On Sunday, I stopped briefly in “my” meadow, just as the sun was setting.
There’s something fragile about a winter sunset. Even though the clouds of a winter sky often seem heavier than those of summer, their color seems to fade more quickly, and the colors tend more toward pearl and gray, rather than blue and violet.
Still, it is beautiful.
And the colors of a winter sky seem to better complement the muted colors of field and forest. In the fields, the dried corn stubble has lost its golden undertone, and shows silver-grey against the black soil. Across the meadow, the woods look black, except where the lingering oak and beech leaves add notes of dun and taupe.
Muted colors for the end of autumn.
Of course, at this time of year, we see all around us the fragility of life itself, as leaves die and fall, birds flee the cold and dark, the life-giving sun seems paler and more distant, and we enter the long period of darkness that is winter.
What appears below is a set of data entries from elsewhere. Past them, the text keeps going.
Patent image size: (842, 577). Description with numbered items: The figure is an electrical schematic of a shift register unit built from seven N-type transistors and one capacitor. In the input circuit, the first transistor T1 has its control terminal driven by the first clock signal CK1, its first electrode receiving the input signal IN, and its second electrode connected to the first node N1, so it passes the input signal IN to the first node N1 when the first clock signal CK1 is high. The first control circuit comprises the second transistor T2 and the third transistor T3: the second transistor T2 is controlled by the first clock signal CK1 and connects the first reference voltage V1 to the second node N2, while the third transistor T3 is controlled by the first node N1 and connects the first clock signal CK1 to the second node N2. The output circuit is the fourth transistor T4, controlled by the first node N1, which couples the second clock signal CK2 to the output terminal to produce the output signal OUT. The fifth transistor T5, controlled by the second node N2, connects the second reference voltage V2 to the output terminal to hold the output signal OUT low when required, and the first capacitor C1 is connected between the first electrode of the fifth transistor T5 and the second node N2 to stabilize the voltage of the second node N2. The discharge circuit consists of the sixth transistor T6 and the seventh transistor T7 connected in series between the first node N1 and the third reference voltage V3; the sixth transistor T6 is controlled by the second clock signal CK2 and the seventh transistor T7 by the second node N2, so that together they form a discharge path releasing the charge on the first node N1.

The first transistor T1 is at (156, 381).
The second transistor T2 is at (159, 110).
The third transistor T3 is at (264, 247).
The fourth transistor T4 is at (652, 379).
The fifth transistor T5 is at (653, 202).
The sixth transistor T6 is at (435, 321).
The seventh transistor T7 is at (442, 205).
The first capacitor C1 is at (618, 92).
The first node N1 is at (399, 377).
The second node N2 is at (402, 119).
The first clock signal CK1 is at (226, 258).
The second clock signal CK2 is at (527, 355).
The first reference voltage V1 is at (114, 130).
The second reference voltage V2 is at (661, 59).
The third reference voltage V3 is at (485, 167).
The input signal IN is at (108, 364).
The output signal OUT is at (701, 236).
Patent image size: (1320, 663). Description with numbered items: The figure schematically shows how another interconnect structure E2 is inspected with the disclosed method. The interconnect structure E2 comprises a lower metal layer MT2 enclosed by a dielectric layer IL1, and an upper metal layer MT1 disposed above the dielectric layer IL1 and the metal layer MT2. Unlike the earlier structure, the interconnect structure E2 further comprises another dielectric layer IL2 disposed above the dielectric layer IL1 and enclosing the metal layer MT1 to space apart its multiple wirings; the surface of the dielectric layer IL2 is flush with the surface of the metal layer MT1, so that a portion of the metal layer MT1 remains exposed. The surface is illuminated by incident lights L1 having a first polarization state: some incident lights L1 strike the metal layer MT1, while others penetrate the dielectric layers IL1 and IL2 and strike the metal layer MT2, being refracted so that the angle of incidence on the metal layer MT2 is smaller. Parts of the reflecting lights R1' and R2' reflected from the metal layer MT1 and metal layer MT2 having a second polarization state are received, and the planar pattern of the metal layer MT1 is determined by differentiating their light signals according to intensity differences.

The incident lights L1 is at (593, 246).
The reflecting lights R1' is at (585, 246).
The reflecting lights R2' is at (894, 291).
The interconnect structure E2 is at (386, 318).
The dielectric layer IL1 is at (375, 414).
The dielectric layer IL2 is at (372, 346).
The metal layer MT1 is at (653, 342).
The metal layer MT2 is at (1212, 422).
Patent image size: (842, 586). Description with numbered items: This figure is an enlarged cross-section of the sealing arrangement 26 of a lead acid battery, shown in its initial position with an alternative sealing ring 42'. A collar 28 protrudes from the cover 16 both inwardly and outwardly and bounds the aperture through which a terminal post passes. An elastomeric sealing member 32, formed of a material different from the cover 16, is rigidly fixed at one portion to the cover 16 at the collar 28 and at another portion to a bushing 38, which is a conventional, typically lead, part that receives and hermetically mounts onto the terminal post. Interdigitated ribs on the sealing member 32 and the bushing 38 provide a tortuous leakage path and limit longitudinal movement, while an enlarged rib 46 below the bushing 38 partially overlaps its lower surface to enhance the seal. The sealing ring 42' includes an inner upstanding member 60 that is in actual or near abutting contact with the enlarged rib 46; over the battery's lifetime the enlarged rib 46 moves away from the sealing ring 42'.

As I sat and watched the sky, I became aware of a slight, very slight, movement at the edge of the field, near one of the tree “islands” that is a haven for birds and animals. I looked closely, peering through the dusk. And then there it was: A ring-necked pheasant, a male.
As I raised my field glasses, it crouched down and tried to become invisible. I assume that it’s one of the poor captive birds that hunters raise and release here in order to kill them. That’s a fragile existence―
I took a few quick photos and moved on, leaving the bird crouching in the gathering darkness.